6
Тогда тоже была зима. Стоял декабрь, кругом лежали сугробы — чистые, белые, искрящиеся, и мороз покалывал кожу на лице. В последнюю ночь перед Штормом во всем Авадоне наступило странное затишье — будто город накрыли ватным одеялом и легонько так, будто бы шутя, придушили, чтобы не трепыхался...
Стояла такая тишина, что можно было услышать, как снежинки кружатся в белых конусах света фонарей. Вдалеке прозвенел последний трамвай. Они гуляли: по вечерам Лимек встречал Камиллу с работы, и они шли домой пешком, по улице Сарториуса до площади Авернуса, а оттуда уже в Вааль-Зее — крюк, конечно, еще тот, но он позволял обойти стороной Ашмедай и держаться подальше от Набережной.
— Знаешь, — сказала Камилла, — по нашим прогнозам этого затишья не предвиделось... Давно уже не было так тихо.
Камилла мечтательно вздохнула. Она только что сменилась с дежурства, и мыслями все еще была на работе, у самописцев, радиозондов и перископов. Камилла держала Лимека под руку, тесно прижавшись к нему, и, сняв варежку, ловила снежинки.
— Камилла, — через силу выдавил Лимек.
— Да?
— Помнишь, что я тебе обещал?
Она вдруг резко остановилась и повернулась к нему лицом. Щеки ее румянились — то ли от мороза, то ли от волнения.
— Помню, — прошептала она.
Лимек понял, что не может говорить дальше. Слова обжигали горло расплавленным свинцом, а вырвавшись наружу и остывая в морозном воздухе, становились тяжелыми и холодными.
— Они закрыли дело. А меня переводят в другой отдел. Я больше не смогу его искать. Прости...
Камилла побледнела.
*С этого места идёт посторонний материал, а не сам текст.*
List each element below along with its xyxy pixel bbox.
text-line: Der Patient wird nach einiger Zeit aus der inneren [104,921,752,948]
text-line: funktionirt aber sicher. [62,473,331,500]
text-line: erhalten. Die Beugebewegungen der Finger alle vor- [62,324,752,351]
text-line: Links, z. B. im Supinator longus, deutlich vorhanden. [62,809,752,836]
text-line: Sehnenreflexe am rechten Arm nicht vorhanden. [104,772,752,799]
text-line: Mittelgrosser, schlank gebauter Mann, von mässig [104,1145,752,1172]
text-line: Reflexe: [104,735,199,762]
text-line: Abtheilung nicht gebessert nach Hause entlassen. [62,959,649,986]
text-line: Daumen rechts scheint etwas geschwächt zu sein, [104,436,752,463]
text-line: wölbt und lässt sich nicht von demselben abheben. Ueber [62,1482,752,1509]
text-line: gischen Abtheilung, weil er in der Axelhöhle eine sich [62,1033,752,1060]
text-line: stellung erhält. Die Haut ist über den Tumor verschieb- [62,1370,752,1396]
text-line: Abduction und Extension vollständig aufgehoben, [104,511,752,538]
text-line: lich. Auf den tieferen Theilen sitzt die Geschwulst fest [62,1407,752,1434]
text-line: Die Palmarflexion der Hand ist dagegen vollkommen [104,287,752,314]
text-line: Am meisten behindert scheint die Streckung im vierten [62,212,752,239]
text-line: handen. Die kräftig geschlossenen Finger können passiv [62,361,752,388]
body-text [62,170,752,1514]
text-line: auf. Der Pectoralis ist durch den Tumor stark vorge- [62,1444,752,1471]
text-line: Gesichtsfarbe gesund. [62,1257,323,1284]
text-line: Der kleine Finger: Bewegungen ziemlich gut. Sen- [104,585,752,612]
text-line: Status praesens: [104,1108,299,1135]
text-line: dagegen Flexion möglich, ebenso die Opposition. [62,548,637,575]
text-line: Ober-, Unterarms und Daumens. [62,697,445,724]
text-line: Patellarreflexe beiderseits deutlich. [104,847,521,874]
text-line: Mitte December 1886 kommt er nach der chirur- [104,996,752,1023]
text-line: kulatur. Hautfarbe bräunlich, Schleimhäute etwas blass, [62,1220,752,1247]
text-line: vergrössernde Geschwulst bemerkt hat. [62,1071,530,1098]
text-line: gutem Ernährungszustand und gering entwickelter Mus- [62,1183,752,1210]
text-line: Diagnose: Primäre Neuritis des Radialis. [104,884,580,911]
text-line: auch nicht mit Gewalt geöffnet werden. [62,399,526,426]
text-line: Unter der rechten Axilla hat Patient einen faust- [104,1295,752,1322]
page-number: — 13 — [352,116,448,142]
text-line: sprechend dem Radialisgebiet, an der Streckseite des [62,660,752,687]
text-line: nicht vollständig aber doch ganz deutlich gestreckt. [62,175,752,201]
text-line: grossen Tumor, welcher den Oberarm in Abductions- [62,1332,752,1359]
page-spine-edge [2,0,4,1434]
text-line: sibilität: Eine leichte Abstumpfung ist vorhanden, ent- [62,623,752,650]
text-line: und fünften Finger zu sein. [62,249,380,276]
Лимеку всегда нравилась ее кожа — молочно-белая, нежная, с голубоватыми прожилками вен. Но сейчас, когда ее румянец исчез за одно мгновение, Лимек испугался.
— Подожди, — сказал он, но она покачала головой и высвободила руку. — Не уходи, — сказал он, но она уже ушла.
Ступила за пределы светового пятна под фонарем и навсегда исчезла во мгле зимней ночи.
И тут Лимек понял, что это сон. Часть сознания намекнула, что он лежит на кушетке в своем кабинете, положив голову на жесткий валик, запив две таблетки люминала солидной порцией джина, и лицо Лимека подрагивает во сне, потому что Лимек видит то, что было семь лет назад, и что исправить или изменить уже невозможно.
И тогда Лимек начал молиться. Он часто повторял эту молитву за последние семь лет — благо, она была очень короткой.
Господи, взмолился Лимек, сделай так, чтобы я не проснулся. Сделай так, чтобы я умер во сне...
Но Бог не услышал его. Бог давно отвернул лицо свое от Авадона.